Через несколько дней Кирьяков нашёл мне место. Он «продал» меня в шантан одному греку. Шантан был третьесортный и довольно грязный. В главном зале, правда, публика сидела на стульях и смотрела программу, а рядом был ресторан с ложами. Программа состояла из бесконечного числа румынских девиц, танцевавших все один и тот же танец — вроде «казачка», но в разных костюмах и под разную музыку. Был ещё куплетист с лицом мозольного оператора, дрессированные собаки и я. Оттанцевав свой номер, девицы входили в ресторан и садились гостям на колени. Там было открыто всю ночь. Я пел какую‑то ерунду с весёлыми припевами, старые цыганские романсы вроде «Нет, не хочу», «Ямщик, гони‑ка к Яру» и т. д.Пел под оркестр. Румынам нравилось. Они подпевали и раскачивались в такт песне. Я «имел успех». Хозяин был доволен и положил мне пятьсот лей в месяц. Суммы этой было достаточно, чтобы не голодать и оплатить отель. А дальше? Что делать дальше? Надо было пробраться в Польшу. Мы с Кирьяковым не сомневались, что моё имя там сделает сборы. Но как доехать? Где взять денег? Одни визы и билеты туда, даже третьим классом, стоили около двадцати тысяч лей. Горизонтов у нас не было никаких. Оставалось ждать чуда.

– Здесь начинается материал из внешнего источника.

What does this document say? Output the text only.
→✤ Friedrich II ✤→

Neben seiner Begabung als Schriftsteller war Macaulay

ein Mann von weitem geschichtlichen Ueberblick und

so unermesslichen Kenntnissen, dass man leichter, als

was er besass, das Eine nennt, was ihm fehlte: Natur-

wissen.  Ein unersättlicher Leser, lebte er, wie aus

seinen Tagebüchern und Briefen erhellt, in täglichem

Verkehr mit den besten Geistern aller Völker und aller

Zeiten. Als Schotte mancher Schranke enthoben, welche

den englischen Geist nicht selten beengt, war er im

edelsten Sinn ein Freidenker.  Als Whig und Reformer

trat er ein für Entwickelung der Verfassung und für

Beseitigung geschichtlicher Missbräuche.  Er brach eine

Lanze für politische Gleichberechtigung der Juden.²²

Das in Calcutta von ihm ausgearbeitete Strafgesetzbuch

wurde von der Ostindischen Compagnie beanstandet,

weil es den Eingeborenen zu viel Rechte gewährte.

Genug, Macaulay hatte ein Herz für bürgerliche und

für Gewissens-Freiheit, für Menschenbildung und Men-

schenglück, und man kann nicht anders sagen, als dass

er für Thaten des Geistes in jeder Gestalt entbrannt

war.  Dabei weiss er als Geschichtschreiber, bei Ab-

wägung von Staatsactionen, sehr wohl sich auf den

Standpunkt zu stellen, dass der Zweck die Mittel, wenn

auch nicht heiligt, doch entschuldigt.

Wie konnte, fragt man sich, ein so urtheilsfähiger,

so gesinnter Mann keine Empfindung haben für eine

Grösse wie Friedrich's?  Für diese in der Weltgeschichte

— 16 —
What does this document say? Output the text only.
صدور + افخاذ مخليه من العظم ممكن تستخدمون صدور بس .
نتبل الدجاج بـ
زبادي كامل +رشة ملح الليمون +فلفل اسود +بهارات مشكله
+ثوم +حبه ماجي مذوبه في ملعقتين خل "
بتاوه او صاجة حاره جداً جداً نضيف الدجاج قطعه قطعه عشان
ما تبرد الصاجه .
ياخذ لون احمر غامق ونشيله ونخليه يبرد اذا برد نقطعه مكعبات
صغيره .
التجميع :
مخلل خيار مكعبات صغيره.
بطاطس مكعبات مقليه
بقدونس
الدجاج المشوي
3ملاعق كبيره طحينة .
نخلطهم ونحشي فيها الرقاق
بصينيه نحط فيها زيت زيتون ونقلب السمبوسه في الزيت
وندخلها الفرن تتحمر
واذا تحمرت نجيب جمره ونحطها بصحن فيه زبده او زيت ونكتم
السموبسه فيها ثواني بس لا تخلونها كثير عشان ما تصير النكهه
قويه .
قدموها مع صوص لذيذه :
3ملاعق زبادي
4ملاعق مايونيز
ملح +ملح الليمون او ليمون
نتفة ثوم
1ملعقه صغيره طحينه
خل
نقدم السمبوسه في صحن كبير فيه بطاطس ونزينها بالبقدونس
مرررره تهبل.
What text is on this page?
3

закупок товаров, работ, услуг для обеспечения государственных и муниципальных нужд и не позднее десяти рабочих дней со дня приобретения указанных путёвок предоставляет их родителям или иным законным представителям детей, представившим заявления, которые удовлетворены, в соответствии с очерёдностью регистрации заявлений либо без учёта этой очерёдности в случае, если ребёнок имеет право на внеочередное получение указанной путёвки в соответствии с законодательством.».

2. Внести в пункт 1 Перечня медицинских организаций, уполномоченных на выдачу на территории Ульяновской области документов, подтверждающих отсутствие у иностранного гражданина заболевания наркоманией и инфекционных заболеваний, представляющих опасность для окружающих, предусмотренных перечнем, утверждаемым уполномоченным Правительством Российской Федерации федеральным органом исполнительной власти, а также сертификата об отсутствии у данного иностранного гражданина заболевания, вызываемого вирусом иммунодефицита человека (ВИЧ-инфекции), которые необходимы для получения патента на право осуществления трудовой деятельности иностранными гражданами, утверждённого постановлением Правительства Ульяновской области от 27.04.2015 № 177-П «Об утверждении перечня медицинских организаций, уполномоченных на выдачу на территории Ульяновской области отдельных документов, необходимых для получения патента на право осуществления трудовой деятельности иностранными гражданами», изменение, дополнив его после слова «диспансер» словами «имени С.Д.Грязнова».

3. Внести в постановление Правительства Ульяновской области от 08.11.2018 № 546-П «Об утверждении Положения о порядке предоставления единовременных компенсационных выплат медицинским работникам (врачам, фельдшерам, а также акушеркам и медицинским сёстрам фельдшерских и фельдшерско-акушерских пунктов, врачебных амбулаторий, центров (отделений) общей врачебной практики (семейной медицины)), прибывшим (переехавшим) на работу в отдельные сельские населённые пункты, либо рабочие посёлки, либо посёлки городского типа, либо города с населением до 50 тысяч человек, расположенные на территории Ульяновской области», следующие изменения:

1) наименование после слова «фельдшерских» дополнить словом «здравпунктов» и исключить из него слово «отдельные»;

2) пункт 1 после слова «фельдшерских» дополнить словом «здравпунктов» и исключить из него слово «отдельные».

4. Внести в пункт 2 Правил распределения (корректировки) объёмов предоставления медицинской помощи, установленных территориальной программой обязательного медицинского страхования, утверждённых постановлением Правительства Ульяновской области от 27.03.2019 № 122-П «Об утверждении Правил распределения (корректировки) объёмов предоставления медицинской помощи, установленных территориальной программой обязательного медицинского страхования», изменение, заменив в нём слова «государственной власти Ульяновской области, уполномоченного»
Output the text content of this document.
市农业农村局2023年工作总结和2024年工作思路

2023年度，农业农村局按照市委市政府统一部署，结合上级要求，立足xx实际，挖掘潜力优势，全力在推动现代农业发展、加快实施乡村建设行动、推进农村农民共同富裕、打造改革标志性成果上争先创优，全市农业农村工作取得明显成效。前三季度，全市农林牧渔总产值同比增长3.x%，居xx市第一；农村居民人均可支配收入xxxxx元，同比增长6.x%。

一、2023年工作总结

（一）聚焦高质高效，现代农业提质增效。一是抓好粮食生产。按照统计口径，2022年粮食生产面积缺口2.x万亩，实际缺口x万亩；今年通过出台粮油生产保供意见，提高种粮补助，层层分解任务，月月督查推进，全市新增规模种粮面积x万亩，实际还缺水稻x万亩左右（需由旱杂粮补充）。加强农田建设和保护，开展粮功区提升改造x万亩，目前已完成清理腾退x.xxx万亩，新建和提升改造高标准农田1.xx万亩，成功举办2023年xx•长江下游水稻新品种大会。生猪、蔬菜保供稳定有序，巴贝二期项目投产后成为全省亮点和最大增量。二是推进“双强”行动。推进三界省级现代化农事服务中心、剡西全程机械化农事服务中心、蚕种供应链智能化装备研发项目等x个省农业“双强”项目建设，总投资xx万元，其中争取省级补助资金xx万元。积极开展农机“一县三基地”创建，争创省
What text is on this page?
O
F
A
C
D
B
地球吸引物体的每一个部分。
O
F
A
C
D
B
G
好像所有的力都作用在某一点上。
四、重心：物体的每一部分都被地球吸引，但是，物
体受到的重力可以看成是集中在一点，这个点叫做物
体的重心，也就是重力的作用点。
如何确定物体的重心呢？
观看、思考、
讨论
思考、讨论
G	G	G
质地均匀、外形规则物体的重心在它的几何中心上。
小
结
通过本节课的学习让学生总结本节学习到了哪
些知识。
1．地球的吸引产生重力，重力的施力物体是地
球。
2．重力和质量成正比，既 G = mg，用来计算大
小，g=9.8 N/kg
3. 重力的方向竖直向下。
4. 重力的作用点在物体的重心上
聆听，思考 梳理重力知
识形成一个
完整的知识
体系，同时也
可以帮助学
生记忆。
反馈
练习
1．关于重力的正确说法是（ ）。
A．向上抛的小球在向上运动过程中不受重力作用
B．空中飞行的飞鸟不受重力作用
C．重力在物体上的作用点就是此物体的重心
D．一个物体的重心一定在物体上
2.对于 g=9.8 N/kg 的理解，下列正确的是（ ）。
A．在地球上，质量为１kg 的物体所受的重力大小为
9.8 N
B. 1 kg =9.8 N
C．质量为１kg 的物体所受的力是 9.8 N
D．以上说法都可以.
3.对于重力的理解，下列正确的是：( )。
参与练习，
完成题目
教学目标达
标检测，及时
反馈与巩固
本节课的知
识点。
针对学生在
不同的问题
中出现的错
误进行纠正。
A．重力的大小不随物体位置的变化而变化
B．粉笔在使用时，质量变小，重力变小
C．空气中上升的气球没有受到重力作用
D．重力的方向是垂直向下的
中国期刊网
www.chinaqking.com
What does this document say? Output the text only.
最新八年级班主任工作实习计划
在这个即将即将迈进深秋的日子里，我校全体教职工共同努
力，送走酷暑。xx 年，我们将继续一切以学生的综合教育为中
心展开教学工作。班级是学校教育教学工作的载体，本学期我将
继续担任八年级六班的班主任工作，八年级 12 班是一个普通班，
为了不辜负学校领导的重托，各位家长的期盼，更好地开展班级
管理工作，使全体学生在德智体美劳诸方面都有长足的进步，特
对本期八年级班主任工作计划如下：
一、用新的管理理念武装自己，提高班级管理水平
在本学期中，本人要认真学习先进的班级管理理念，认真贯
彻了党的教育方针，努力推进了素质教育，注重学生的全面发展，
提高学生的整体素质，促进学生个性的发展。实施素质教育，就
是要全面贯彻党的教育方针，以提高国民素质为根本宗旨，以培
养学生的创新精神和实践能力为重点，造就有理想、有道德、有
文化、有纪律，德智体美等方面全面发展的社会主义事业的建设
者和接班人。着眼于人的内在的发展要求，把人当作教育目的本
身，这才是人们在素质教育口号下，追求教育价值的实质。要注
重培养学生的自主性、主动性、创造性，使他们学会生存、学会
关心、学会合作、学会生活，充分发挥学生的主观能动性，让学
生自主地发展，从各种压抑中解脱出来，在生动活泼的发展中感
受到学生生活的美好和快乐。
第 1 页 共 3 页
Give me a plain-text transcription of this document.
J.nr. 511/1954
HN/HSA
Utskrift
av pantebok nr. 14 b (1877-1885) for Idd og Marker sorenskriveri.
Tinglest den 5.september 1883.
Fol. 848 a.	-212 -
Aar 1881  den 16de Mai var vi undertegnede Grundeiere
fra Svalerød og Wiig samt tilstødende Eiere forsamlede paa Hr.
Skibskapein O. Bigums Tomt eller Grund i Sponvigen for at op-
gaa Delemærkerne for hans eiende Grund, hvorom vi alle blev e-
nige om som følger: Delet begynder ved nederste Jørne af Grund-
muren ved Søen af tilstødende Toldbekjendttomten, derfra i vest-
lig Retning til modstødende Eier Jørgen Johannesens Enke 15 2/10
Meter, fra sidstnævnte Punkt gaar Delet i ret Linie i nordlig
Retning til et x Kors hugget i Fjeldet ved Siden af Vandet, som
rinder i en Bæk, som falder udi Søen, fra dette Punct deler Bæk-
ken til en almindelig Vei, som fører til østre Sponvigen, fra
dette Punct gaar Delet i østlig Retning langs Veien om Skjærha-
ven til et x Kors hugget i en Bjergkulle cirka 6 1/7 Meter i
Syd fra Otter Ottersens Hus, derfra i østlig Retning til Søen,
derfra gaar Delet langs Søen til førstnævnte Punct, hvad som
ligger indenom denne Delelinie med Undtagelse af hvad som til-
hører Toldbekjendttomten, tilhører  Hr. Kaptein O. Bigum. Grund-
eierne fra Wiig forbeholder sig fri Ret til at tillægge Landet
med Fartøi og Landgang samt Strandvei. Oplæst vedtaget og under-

В Бухаресте был русский консул, собственно говоря, бывший консул. Румыны позволили ему жить в здании посольства и даже приглашали его на некоторые полуофициальные приёмы. Фамилия его была Поклевский-Козелл. Вокруг него группировалась как раз та часть русской публики, которую я не любил. Эту группу составляли бывшие гвардейские офицеры, попавшие в Румынию, бессарабские помещики черносотенного толка, великосветские дамы из бывших фрейлин и жены генералов. Искать там какого‑нибудь сочувствия или поддержки мне было не к лицу. Да к тому же я был не эмигрант, а греческий подданный Александр Вертидис, которому надлежало искать защиты у своего консула. Но, на мою беду, греческого консульства в Бухаресте не было. Да и не очень‑то я стремился попадать на глаза «своим» консулам. Говорить по-гречески я не умею. Ещё отберут, того и гляди, паспорт. Я молчал, как таракан, забившись в грязную щель второклассного отеля. От скуки мы с Кирьяковым бродили по городу, рассматривая его и изучая.
Дни текли скучно. Уже третий месяц я пел в шантанах. Из маленького грязноватого театрика, в который меня «устроил» Кирьяков, я перешёл в лучший, самый фешенебельный в городе ночной кабак «Альказар», где выступали только заграничные артисты и где пить шампанское было почти обязательно. Я уже получал полторы тысячи в месяц, но все равно уехать на эти деньги было невозможно. На многое я насмотрелся и многому научился в этом шантане.
Прежде всего этот кабак, а затем и последующие были для меня хорошей школой. До этого я был неврастеник, избалованный актёр, «любимец публики», который у себя на родине мог капризничать сколько угодно, мог петь или не петь по своему желанию, мог повернуться и уйти со сцены, если публика слушала недостаточно внимательно, мог менять антрепренёров, театры и города как угодно, мог заламывать любые гонорары и т. д. Всё это сносилось очень терпеливо окружающими, которые, затаив дыхание, следили за робкими шагами моего творчества. Все наши актёрские капризы и фокусы на родине терпелись с ласковой улыбкой. Актёр считался высшим существом, которому многое прощалось и многое позволялось, и все это объяснялось «странностями таланта», «широтой натуры» и т. д. Я‑то ещё тогда был молод и относительно скромен, хотя тоже позволял себе немало, а что творили другие? Их антрепренёры были настоящими мучениками. А сколько терпели от их характеров окружающие их люди — музыканты, актёры помельче, публика!
От всего этого пришлось отвыкать на чужбине. А кабаки были страшны именно тем, что независимо от того, слушают тебя или не слушают, ты должен петь. Публика может вести себя как ей угодно. Петь и пить, есть, разговаривать, шуметь или даже кричать — артист обязан исполнять свою роль, в которой он здесь выступает. Ибо гость — святыня. Гость всегда прав. Он платит деньги. Он может икать, рыгать и даже блевать, если хочет. Пред ним склоняется все!